Bagels are a top tier, pre-lunch meal. If you put a gun to my head and ask me to choose between bagels or donuts, I wouldn’t hesitate, I wouldn’t stutter, I would simply inhale a bagel. For most of the year, I prefer a savory bagel. I love a good everything, sesame seed, or onion bagel smeared with hummus or nondairy cream cheese, topped with thinly sliced tomatoes, onions, and a little fresh dill. That’s my standard whether I’m making them at home or grabbing one when I’m out and about. But for most of the time I’ve lived in LA, the bagels here have been subpar. It was hard to find a spot with a good chew and a nice crust that wouldn’t immediately turn to stone if you wanted to bring a few bagels home for the next day. That’s changed in the last 8 years and now the city is covered in all kinds of bagel spots that are actually worth eating at. I started making bagels at home years ago during the great LA bagel drought, and then somewhere along the way I stopped.
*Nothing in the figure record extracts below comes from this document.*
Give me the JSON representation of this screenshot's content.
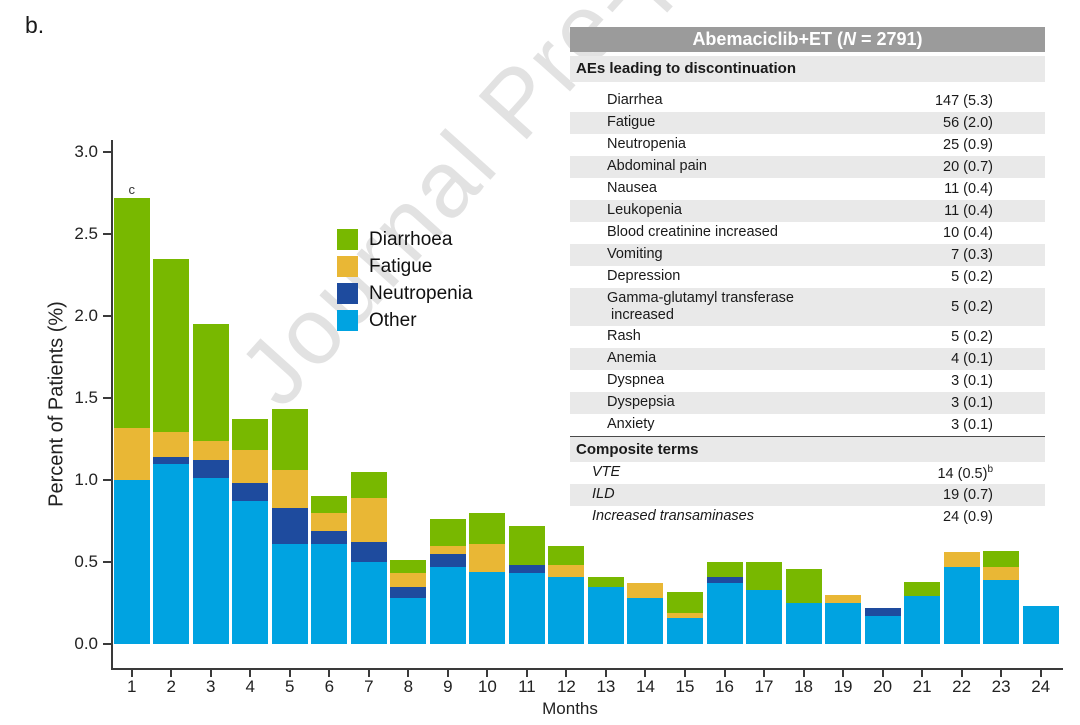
{
  "figure_label": "b.",
  "watermark_text": "Journal Pre-proof",
  "colors": {
    "diarrhoea": "#78b800",
    "fatigue": "#e9b735",
    "neutropenia": "#1e4b9e",
    "other": "#00a3e1",
    "table_header_bg": "#9b9b9b",
    "row_stripe_bg": "#e9e9e9",
    "axis": "#3a3a3a"
  },
  "chart_data": {
    "type": "bar",
    "stacked": true,
    "xlabel": "Months",
    "ylabel": "Percent of Patients (%)",
    "ylim": [
      0,
      3.0
    ],
    "yticks": [
      0.0,
      0.5,
      1.0,
      1.5,
      2.0,
      2.5,
      3.0
    ],
    "grid": false,
    "legend_position": "upper-left-of-plot",
    "categories": [
      1,
      2,
      3,
      4,
      5,
      6,
      7,
      8,
      9,
      10,
      11,
      12,
      13,
      14,
      15,
      16,
      17,
      18,
      19,
      20,
      21,
      22,
      23,
      24
    ],
    "series": [
      {
        "name": "Other",
        "color_key": "other",
        "values": [
          1.0,
          1.1,
          1.01,
          0.87,
          0.61,
          0.61,
          0.5,
          0.28,
          0.47,
          0.44,
          0.43,
          0.41,
          0.35,
          0.28,
          0.16,
          0.37,
          0.33,
          0.25,
          0.25,
          0.17,
          0.29,
          0.47,
          0.39,
          0.23
        ]
      },
      {
        "name": "Neutropenia",
        "color_key": "neutropenia",
        "values": [
          0,
          0.04,
          0.11,
          0.11,
          0.22,
          0.08,
          0.12,
          0.07,
          0.08,
          0,
          0.05,
          0,
          0,
          0,
          0,
          0.04,
          0,
          0,
          0,
          0.05,
          0,
          0,
          0,
          0
        ]
      },
      {
        "name": "Fatigue",
        "color_key": "fatigue",
        "values": [
          0.32,
          0.15,
          0.12,
          0.2,
          0.23,
          0.11,
          0.27,
          0.08,
          0.05,
          0.17,
          0,
          0.07,
          0,
          0.09,
          0.03,
          0,
          0,
          0,
          0.05,
          0,
          0,
          0.09,
          0.08,
          0
        ]
      },
      {
        "name": "Diarrhoea",
        "color_key": "diarrhoea",
        "values": [
          1.4,
          1.06,
          0.71,
          0.19,
          0.37,
          0.1,
          0.16,
          0.08,
          0.16,
          0.19,
          0.24,
          0.12,
          0.06,
          0,
          0.13,
          0.09,
          0.17,
          0.21,
          0,
          0,
          0.09,
          0,
          0.1,
          0
        ]
      }
    ],
    "totals": [
      2.72,
      2.35,
      1.95,
      1.37,
      1.43,
      0.9,
      1.05,
      0.51,
      0.76,
      0.8,
      0.72,
      0.6,
      0.41,
      0.37,
      0.32,
      0.5,
      0.5,
      0.46,
      0.3,
      0.22,
      0.38,
      0.56,
      0.57,
      0.23
    ],
    "legend": [
      {
        "label": "Diarrhoea",
        "color_key": "diarrhoea"
      },
      {
        "label": "Fatigue",
        "color_key": "fatigue"
      },
      {
        "label": "Neutropenia",
        "color_key": "neutropenia"
      },
      {
        "label": "Other",
        "color_key": "other"
      }
    ],
    "annotations": [
      {
        "x": 1,
        "text": "c"
      }
    ]
  },
  "table": {
    "header": {
      "prefix": "Abemaciclib+ET (",
      "n": "N",
      "suffix": " = 2791)"
    },
    "sections": [
      {
        "title": "AEs leading to discontinuation",
        "rows": [
          {
            "label": "Diarrhea",
            "value": "147 (5.3)"
          },
          {
            "label": "Fatigue",
            "value": "56 (2.0)"
          },
          {
            "label": "Neutropenia",
            "value": "25 (0.9)"
          },
          {
            "label": "Abdominal pain",
            "value": "20 (0.7)"
          },
          {
            "label": "Nausea",
            "value": "11 (0.4)"
          },
          {
            "label": "Leukopenia",
            "value": "11 (0.4)"
          },
          {
            "label": "Blood creatinine increased",
            "value": "10 (0.4)"
          },
          {
            "label": "Vomiting",
            "value": "7 (0.3)"
          },
          {
            "label": "Depression",
            "value": "5 (0.2)"
          },
          {
            "label": "Gamma-glutamyl transferase\n increased",
            "value": "5 (0.2)",
            "twoline": true
          },
          {
            "label": "Rash",
            "value": "5 (0.2)"
          },
          {
            "label": "Anemia",
            "value": "4 (0.1)"
          },
          {
            "label": "Dyspnea",
            "value": "3 (0.1)"
          },
          {
            "label": "Dyspepsia",
            "value": "3 (0.1)"
          },
          {
            "label": "Anxiety",
            "value": "3 (0.1)"
          }
        ]
      },
      {
        "title": "Composite terms",
        "divider": true,
        "rows": [
          {
            "label": "VTE",
            "value": "14 (0.5)",
            "sup": "b",
            "italic": true
          },
          {
            "label": "ILD",
            "value": "19 (0.7)",
            "italic": true
          },
          {
            "label": "Increased transaminases",
            "value": "24 (0.9)",
            "italic": true
          }
        ]
      }
    ]
  }
}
Well, I have reignited my love of homemade bagels and have been working on some seasonal flavors for all us here at Stir the Pot.
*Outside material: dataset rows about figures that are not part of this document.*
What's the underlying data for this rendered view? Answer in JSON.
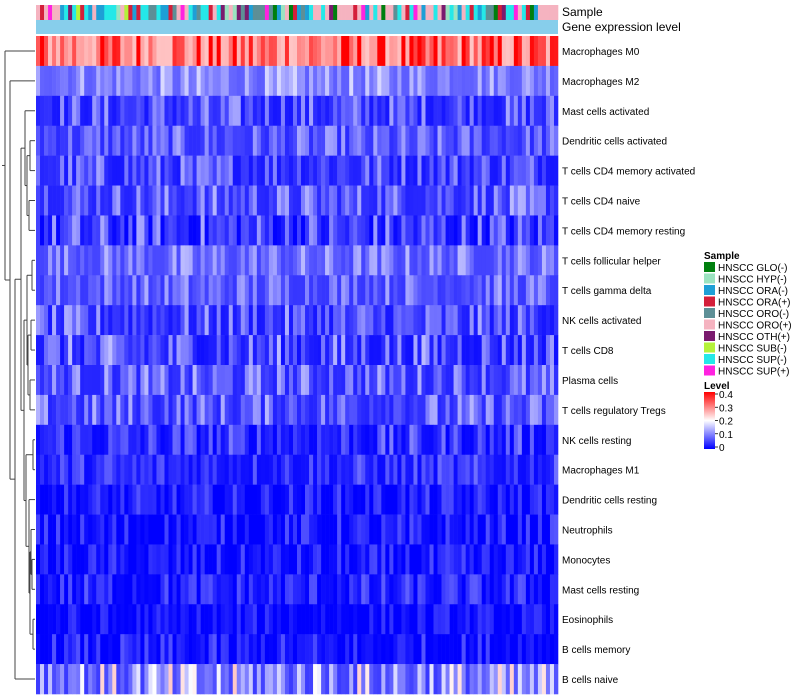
{
  "chart_data": {
    "type": "heatmap",
    "title": "",
    "annotation_tracks": [
      "Sample",
      "Gene expression level"
    ],
    "rows": [
      {
        "name": "Macrophages M0",
        "mean": 0.3,
        "spread": 0.1
      },
      {
        "name": "Macrophages M2",
        "mean": 0.1,
        "spread": 0.05
      },
      {
        "name": "Mast cells activated",
        "mean": 0.05,
        "spread": 0.06
      },
      {
        "name": "Dendritic cells activated",
        "mean": 0.06,
        "spread": 0.05
      },
      {
        "name": "T cells CD4 memory activated",
        "mean": 0.05,
        "spread": 0.06
      },
      {
        "name": "T cells CD4 naive",
        "mean": 0.06,
        "spread": 0.06
      },
      {
        "name": "T cells CD4 memory resting",
        "mean": 0.04,
        "spread": 0.07
      },
      {
        "name": "T cells follicular helper",
        "mean": 0.08,
        "spread": 0.05
      },
      {
        "name": "T cells gamma delta",
        "mean": 0.07,
        "spread": 0.05
      },
      {
        "name": "NK cells activated",
        "mean": 0.05,
        "spread": 0.06
      },
      {
        "name": "T cells CD8",
        "mean": 0.05,
        "spread": 0.07
      },
      {
        "name": "Plasma cells",
        "mean": 0.06,
        "spread": 0.06
      },
      {
        "name": "T cells regulatory  Tregs",
        "mean": 0.06,
        "spread": 0.06
      },
      {
        "name": "NK cells resting",
        "mean": 0.03,
        "spread": 0.05
      },
      {
        "name": "Macrophages M1",
        "mean": 0.03,
        "spread": 0.04
      },
      {
        "name": "Dendritic cells resting",
        "mean": 0.015,
        "spread": 0.035
      },
      {
        "name": "Neutrophils",
        "mean": 0.01,
        "spread": 0.04
      },
      {
        "name": "Monocytes",
        "mean": 0.01,
        "spread": 0.035
      },
      {
        "name": "Mast cells resting",
        "mean": 0.02,
        "spread": 0.04
      },
      {
        "name": "Eosinophils",
        "mean": 0.005,
        "spread": 0.03
      },
      {
        "name": "B cells memory",
        "mean": 0.01,
        "spread": 0.04
      },
      {
        "name": "B cells naive",
        "mean": 0.1,
        "spread": 0.1
      }
    ],
    "n_samples": 130,
    "sample_legend": {
      "title": "Sample",
      "items": [
        {
          "label": "HNSCC GLO(-)",
          "color": "#007f0e"
        },
        {
          "label": "HNSCC HYP(-)",
          "color": "#9be3c0"
        },
        {
          "label": "HNSCC ORA(-)",
          "color": "#1e9fd6"
        },
        {
          "label": "HNSCC ORA(+)",
          "color": "#d41f3a"
        },
        {
          "label": "HNSCC ORO(-)",
          "color": "#5d8f96"
        },
        {
          "label": "HNSCC ORO(+)",
          "color": "#f5b3c0"
        },
        {
          "label": "HNSCC OTH(+)",
          "color": "#7a1b6e"
        },
        {
          "label": "HNSCC SUB(-)",
          "color": "#b5f23a"
        },
        {
          "label": "HNSCC SUP(-)",
          "color": "#25e8e8"
        },
        {
          "label": "HNSCC SUP(+)",
          "color": "#ff22e0"
        }
      ]
    },
    "level_legend": {
      "title": "Level",
      "ticks": [
        "0.4",
        "0.3",
        "0.2",
        "0.1",
        "0"
      ],
      "range": [
        0,
        0.4
      ]
    },
    "gene_expression_track_color": "#87ceeb",
    "color_scale": {
      "low": "#0000ff",
      "mid": "#ffffff",
      "high": "#ff0000",
      "midpoint": 0.2
    }
  }
}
When autumn rolls in, I hang up my savory bagels since tomatoes are out of season and I reach for something slightly sweet and filled with lots of warming spices. But it’s hard to find good, unique flavors in my local shops so I had to dream them up on my own. This week, I’ve got three bagel flavors for you to choose from: Pumpkin, Cinnamon Apple, and Carrot Cake. Each recipe calls for bread flour which has a higher protein content than your standard all-purpose. This gives the bagels a better chew and texture. It’s non negotiable. I know bread flour is more expensive than all-purpose, coming in around $8 a bag, but I think you get your money’s worth. One 5-pound bag of bread flour will give you at least 36 bagels. Einstein’s Bros Bagels, a chain that’s definitely cheaper than these artisanal bakeries I always find myself in, charges $15.99 for 13 bagels. That means you’d spend $44 to get 36 bagels. That $8 bag of flour isn’t looking too expensive now huh?
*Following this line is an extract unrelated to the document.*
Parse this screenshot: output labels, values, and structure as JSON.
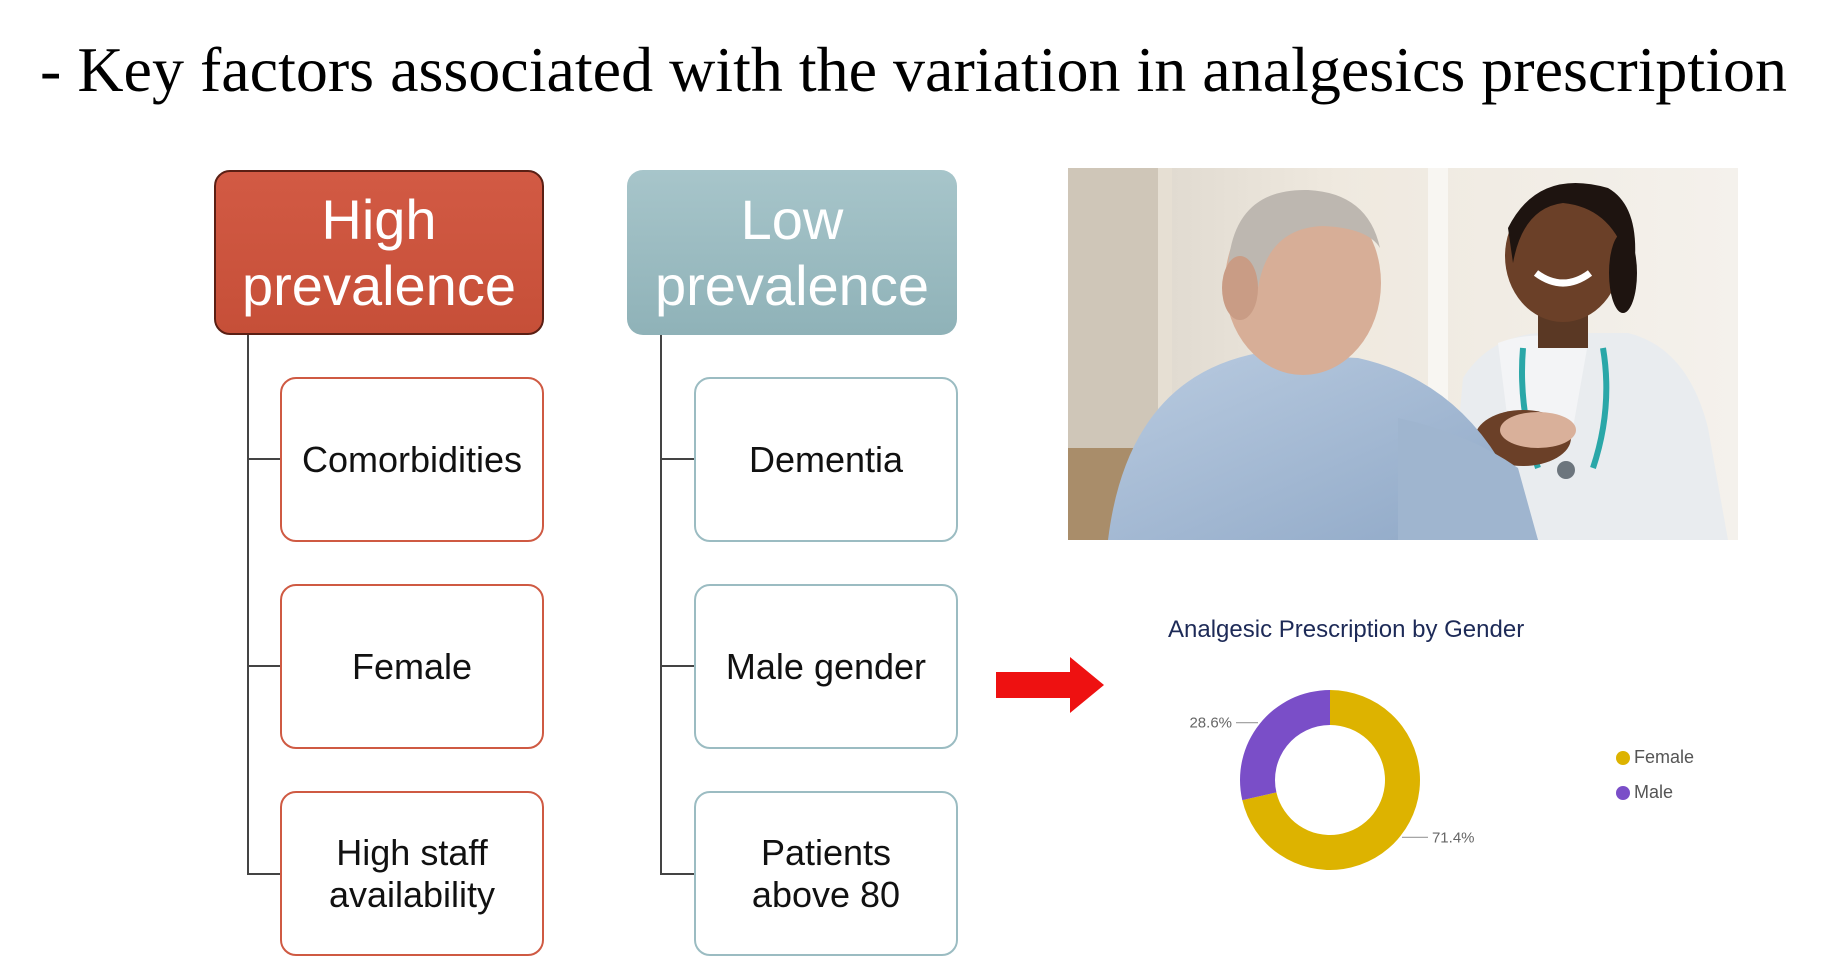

If you are easily intimidated by baking, bagels are a great project for you. The ingredients are minimal, the process is pretty straightforward, and the dough is very forgiving. You knead everything together until you get a smooth dough, let it rise, shape the bagels, boil them, and bake them. Altogether, this is probably about 35 minutes of active cooking, and the payoff is 8 homemade bagels that keep well for a couple days or for a few months in the freezer. I like to have the pumpkin flavor stored away in the freezer to defrost the morning of Thanksgiving. It’s the best of both worlds: everyone can start the day with something delicious and homemade, AND I don’t have to do anything. Same goes for Christmas. Work smarter, not harder, ok?